Hi. In writing my previous email, I noticed something about zip() that I'd not seen before (but is obvious, I guess) - when it reaches the shortest sequence and terminates, any iterators already processed in that pass will have generated one extra value than the others. Those additional values are discarded. For example: h = iter("Hello") w = iter("World") s = iter("Spam") e = iter("Eggs") for i in zip(h, w, s, e): print(i) for i in (h, w, s, e): print(list(i)) ---> All iterators are exhausted. h = iter("Hello") w = iter("World") s = iter("Spam") e = iter("Eggs") for i in zip(h, s, e, w): print(i) for i in (h, w, s, e): print(list(i)) ---> "w" still has the trailing 'd' character. So, if you're using zip() over itertools.zip_longest() then you have to be careful of the order of your arguments and try to put the probably-shortest one first if this would otherwise cause problems. The reason I'm posting to 'ideas' is: what should/could be done about it? 1) A simple warning in the docstring for zip()? 2) Something to prevent it (for example a keyword argument to zip() to switch on some behaviour where the iterators are first queried that they have more items to generate before the values start being consumed)? 3) Nothing. There are bigger things to worry about ;) WRT (2), I thought that perhaps __len__ was part of the iterator protocol, but it's not (just __iter__ and __next__), hence:
len(range(5, 40)) 35 len(iter(range(5, 40))) Traceback (most recent call last): File "<stdin>", line 1, in <module> TypeError: object of type 'range_iterator' has no len() len(iter("FooBar")) Traceback (most recent call last): File "<stdin>", line 1, in <module> TypeError: object of type 'str_iterator' has no len()
... though would that also be something to consider (I guess all iterators would have to keep some state regarding the amount of values previously generated and then apply that offset to the result of len() on the underlying object)? Perhaps that would just be too heavyweight for what is a relatively minor wart. E.
On Fri, Feb 12, 2016 at 6:39 PM Erik <python@lucidity.plus.com> wrote:
Hi.
In writing my previous email, I noticed something about zip() that I'd not seen before (but is obvious, I guess) - when it reaches the shortest sequence and terminates, any iterators already processed in that pass will have generated one extra value than the others. Those additional values are discarded.
For example:
h = iter("Hello") w = iter("World") s = iter("Spam") e = iter("Eggs")
for i in zip(h, w, s, e): print(i)
for i in (h, w, s, e): print(list(i))
---> All iterators are exhausted.
h = iter("Hello") w = iter("World") s = iter("Spam") e = iter("Eggs")
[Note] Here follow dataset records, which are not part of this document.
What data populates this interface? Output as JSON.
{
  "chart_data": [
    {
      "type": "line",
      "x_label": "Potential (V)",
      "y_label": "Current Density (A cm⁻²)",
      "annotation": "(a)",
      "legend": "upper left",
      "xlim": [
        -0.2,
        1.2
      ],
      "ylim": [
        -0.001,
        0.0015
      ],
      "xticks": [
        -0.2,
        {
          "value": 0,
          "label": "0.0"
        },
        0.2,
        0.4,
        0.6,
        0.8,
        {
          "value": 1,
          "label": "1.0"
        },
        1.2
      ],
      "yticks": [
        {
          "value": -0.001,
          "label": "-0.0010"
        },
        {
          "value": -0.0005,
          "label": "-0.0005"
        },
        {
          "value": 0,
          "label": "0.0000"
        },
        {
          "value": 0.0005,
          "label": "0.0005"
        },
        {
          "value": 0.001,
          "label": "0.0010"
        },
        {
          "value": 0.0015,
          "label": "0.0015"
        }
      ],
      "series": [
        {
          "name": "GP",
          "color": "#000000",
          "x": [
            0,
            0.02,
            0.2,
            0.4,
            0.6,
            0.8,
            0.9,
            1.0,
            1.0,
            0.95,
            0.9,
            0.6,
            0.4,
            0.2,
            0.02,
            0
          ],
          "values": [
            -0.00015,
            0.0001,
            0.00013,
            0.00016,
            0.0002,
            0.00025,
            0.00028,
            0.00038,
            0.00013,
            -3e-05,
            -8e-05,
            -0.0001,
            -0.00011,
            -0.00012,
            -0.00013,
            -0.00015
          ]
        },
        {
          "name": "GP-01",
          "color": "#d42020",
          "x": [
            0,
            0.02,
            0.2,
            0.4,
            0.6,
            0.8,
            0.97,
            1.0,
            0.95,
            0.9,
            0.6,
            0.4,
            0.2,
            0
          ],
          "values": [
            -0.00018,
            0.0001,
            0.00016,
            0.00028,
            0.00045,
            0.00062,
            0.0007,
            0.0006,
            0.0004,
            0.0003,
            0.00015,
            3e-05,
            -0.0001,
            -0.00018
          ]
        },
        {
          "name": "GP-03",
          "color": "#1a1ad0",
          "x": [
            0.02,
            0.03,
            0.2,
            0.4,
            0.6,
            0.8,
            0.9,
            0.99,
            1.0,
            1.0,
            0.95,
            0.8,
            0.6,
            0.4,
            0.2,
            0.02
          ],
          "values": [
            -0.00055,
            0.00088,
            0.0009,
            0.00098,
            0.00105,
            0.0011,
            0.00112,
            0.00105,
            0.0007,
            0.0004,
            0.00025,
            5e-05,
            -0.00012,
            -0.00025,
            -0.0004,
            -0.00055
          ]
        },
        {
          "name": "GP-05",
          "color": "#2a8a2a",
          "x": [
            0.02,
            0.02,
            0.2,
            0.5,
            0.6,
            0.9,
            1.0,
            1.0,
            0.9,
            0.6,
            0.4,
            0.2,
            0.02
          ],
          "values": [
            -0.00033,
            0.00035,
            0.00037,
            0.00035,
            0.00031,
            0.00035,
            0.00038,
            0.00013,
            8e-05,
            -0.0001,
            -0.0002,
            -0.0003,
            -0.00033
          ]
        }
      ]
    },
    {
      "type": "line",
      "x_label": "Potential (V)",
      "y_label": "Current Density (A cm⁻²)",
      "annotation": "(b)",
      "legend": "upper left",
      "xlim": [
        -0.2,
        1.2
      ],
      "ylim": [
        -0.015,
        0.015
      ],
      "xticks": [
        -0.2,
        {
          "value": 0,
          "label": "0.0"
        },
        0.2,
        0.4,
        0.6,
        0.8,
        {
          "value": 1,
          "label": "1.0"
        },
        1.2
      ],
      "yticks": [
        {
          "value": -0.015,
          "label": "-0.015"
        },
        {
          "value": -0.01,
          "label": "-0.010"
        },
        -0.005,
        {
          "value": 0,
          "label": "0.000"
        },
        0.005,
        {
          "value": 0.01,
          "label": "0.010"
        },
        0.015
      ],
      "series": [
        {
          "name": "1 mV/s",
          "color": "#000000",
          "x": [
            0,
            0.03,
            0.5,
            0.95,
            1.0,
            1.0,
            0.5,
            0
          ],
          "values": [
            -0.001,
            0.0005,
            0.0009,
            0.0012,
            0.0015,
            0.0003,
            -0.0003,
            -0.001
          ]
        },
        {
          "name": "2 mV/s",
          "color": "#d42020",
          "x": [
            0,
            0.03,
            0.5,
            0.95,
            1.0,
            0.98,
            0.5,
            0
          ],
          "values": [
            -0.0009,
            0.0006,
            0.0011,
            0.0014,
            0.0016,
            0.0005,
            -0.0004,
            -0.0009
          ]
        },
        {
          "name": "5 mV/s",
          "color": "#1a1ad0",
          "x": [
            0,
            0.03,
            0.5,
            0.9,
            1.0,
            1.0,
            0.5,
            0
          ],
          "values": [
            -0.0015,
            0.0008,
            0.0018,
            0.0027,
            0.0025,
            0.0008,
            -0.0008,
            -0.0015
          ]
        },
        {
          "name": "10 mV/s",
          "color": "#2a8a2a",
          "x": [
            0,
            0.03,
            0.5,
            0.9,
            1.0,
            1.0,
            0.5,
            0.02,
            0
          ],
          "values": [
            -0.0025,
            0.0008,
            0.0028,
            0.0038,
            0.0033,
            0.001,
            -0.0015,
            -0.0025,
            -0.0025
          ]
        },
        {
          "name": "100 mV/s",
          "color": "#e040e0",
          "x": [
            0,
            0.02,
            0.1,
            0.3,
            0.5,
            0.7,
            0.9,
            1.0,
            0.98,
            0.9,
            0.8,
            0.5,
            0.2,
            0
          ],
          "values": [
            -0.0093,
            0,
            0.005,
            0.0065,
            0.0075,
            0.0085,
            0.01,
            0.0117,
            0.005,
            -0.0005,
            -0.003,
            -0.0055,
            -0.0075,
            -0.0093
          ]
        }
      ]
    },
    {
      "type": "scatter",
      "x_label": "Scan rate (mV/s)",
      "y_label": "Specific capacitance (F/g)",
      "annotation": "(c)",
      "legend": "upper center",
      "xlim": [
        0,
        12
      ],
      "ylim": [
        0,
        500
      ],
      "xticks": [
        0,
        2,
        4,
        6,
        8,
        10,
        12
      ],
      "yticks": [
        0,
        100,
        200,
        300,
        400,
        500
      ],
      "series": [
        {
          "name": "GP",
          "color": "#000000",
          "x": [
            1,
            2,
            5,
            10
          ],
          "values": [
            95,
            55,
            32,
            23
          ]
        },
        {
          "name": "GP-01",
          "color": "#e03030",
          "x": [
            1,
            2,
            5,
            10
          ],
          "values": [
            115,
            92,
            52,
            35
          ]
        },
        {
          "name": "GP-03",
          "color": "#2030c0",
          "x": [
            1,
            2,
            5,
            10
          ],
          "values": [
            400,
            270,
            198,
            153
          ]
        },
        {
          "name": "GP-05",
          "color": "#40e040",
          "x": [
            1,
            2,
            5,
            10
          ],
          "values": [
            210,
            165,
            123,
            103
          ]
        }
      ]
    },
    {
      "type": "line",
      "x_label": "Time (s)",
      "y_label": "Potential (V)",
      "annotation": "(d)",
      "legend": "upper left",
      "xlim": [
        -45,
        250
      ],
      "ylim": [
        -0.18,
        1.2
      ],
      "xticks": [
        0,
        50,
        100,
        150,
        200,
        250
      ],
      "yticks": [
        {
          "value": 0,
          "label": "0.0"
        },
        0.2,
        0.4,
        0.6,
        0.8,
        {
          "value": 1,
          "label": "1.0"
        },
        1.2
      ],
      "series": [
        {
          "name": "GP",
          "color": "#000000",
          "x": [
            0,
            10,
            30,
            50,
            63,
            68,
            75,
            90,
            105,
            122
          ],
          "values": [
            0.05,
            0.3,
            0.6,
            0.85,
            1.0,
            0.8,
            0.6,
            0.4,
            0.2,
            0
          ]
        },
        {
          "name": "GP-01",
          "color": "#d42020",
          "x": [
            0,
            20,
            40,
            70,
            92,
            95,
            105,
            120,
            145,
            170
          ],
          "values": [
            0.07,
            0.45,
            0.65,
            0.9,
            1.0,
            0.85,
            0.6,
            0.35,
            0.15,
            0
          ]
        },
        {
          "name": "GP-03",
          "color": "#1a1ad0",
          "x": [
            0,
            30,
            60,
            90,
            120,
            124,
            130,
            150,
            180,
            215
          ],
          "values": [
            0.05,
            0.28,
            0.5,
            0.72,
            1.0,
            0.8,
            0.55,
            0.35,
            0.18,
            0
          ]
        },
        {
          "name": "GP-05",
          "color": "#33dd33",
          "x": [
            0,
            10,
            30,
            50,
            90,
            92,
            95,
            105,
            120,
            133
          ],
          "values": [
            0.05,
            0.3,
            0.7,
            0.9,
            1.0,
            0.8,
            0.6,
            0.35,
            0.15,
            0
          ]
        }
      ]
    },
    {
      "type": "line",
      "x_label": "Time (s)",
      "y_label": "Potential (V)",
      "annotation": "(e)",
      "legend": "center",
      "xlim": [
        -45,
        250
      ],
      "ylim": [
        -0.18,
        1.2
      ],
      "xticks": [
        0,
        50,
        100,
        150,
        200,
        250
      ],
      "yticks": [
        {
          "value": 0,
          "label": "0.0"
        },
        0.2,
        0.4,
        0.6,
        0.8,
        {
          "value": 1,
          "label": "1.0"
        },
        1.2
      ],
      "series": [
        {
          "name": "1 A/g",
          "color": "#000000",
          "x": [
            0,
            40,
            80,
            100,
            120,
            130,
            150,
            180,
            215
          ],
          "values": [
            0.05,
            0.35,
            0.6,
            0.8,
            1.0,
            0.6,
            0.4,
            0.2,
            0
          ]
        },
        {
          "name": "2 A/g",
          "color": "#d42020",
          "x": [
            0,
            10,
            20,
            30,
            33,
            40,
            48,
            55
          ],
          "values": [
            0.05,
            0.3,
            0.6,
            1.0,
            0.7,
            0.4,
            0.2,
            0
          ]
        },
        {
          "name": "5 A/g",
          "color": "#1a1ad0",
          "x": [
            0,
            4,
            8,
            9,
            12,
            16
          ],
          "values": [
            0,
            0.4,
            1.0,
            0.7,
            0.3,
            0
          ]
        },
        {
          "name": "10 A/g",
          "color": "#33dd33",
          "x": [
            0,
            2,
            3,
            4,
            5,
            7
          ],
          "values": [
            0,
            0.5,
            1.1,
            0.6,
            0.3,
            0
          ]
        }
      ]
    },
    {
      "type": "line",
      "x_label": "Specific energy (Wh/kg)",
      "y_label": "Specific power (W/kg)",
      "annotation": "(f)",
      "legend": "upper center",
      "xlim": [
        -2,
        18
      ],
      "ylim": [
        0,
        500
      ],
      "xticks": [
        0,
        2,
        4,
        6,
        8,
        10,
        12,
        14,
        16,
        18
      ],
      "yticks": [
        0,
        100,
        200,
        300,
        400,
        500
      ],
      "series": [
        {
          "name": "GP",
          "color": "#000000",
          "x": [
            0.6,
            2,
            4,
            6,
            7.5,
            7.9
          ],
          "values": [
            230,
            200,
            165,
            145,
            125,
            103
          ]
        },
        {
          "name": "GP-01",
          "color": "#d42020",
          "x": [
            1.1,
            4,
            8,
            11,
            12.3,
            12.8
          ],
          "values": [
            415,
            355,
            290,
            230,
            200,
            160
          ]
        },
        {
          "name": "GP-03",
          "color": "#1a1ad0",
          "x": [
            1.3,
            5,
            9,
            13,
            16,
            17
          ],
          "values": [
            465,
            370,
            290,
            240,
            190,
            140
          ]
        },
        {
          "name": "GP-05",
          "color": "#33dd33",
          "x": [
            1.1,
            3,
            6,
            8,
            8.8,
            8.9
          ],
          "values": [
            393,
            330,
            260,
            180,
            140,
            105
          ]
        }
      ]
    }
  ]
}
for i in zip(h, s, e, w): print(i)
for i in (h, w, s, e): print(list(i))
---> "w" still has the trailing 'd' character.
So, if you're using zip() over itertools.zip_longest() then you have to be careful of the order of your arguments and try to put the probably-shortest one first if this would otherwise cause problems.
The reason I'm posting to 'ideas' is: what should/could be done about it?
1) A simple warning in the docstring for zip()?
I wouldn't want to clutter the docstring, but a note in the long-form documentation could be useful.
2) Something to prevent it (for example a keyword argument to zip() to switch on some behaviour where the iterators are first queried that they have more items to generate before the values start being consumed)?
How can you query whether an iterator has another value without consuming that value?
3) Nothing. There are bigger things to worry about ;)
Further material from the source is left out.